All statistical analyses were performed using GraphPad Prism for Windows Ver. 9.31 (GraphPad Software, San Diego, CA, USA). The Mann-Whitney U test was used to compare nonparametric variables between normal and weak detrusor contractility. Statistical significance was set at P<0.05.
Results
A total of 77 women underwent urodynamic evaluation during the study period. The mean age of the patients was 69 years. During the pressure-flow study, the median filling volume was 414.0 mL, the median Qmax was 16.5 mL/s, and the mean voided volume was 293.4 mL. Detrusor contractility parameters yielded the following results (mean): BCI, 102.9; Wmax, 9.8 W/m2; PIP1, 37.1; and WF-AUC, 247.8. Based on pressure-flow analysis using PdetQmax<30 cm H2O & Qmax<10 mL/s, 58 patients had a "normal," and 19 had a "weak" detrusor. When using PdetQmax<20 cm H2O & Qmax<15 mL/s to grade contractility, 59 patients had a "normal," and 18 had a "weak" detrusor. When using BCI to grade contractility (cut-off value: 100), 38 patients had a "normal," and 39 had a "weak" detrusor. When using PIP1 to grade contractility (cut-off value: 30), 47 patients had a "normal," and 30 had a "weak" detrusor. Additionally, when using Wmax to grade contractility (cut-off value: 7.0 W/m2), 38 patients had a "normal," and 39 had a "weak" detrusor.
The relationships between multiple parameters and the WF-AUC are shown in Figure 1. Spearman's correlation test revealed that Wmax, BCI, and PIP1 were positively correlated with WF-AUC, with the correlation coefficient being 0.63, 0.64, and 0.61, respectively (each P<.001).
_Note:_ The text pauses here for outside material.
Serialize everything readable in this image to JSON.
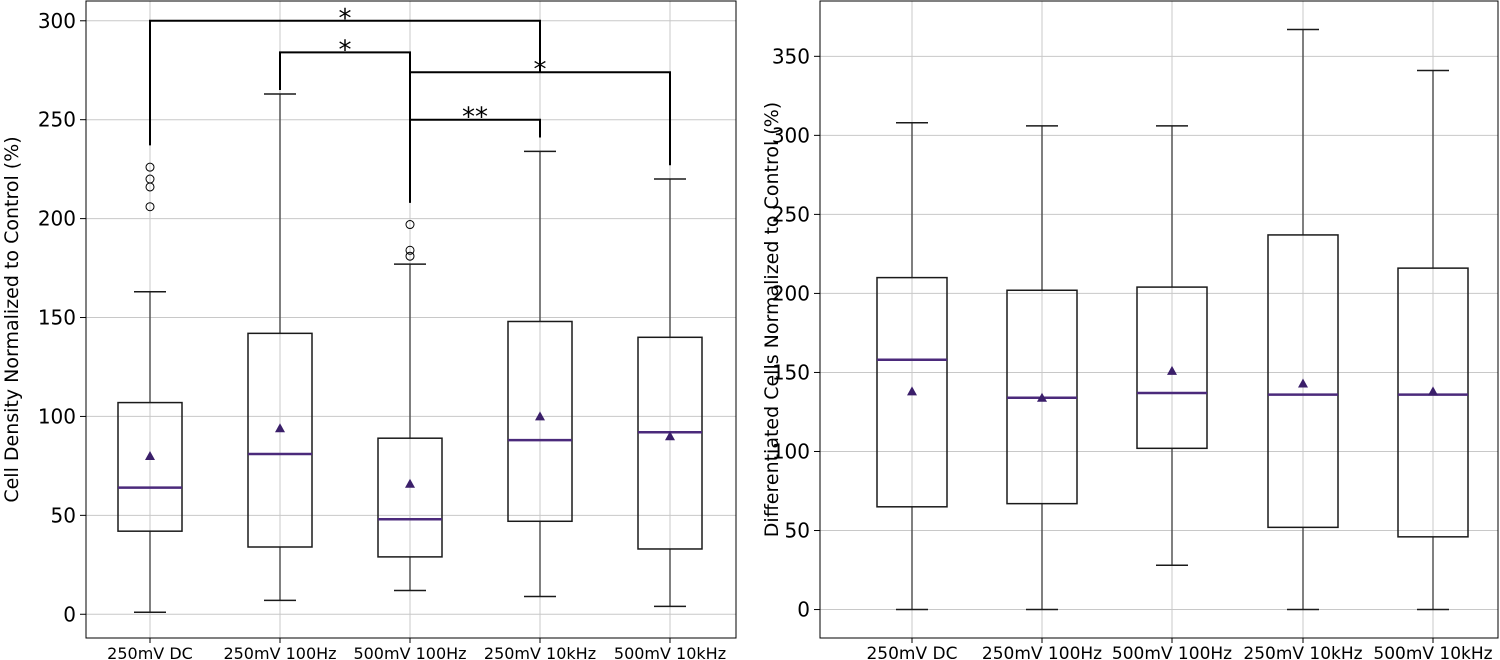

Table 1 shows the data of ROC curve of the WF-AUC based on previously reported five criteria defining DU.
Interpretation of results
In this study, we compared previously reported five criteria for DU with WF-AUC and analyzed whether the WF-AUC could assess detrusor contraction in women with LUTS. We confirmed a relatively strong correlation between previously reported criteria for DU and the WF-AUC, with no significant deviations observed.
We assessed the combination of parameters (Pdet Qmax and Qmax), Wmax, BCI, and PIP1. This study revealed significant variations in the number of patients diagnosed with DU based on each criterion. The parameters that resulted in the lowest number of patients with DU were PdetQmax<20 cm H2O and Qmax<15 mL/s. In contrast, the highest number of patients diagnosed with DU was observed when using BCI < 100 and Wmax < 7 W/m2 criteria. The most remarkable distinction between the BCI and Wmax classifications lies in the PdetQmax value. In the BCI classification, no difference in PdetQmax was found between the normal and DU groups (21.3 ± 21.3 vs. 20.1± 11.7). This finding may carry more significance in women due to the generally higher Qmax observed in women compared to men. Significant difference in the WF-AUC was confirmed between normal and weak detrusor in each of previously reported five criteria for defining DU.
Broader criteria are expected to exhibit higher sensitivity and lower specificity, whereas stricter criteria are likely to have lower sensitivity and higher specificity. Determining the appropriate cut-off value for the WF-AUC is difficult. However, if PIP1<30 is deemed a useful cut-off value among previous criteria, then WF-AUC<257.3 may serve as a useful cut-off value.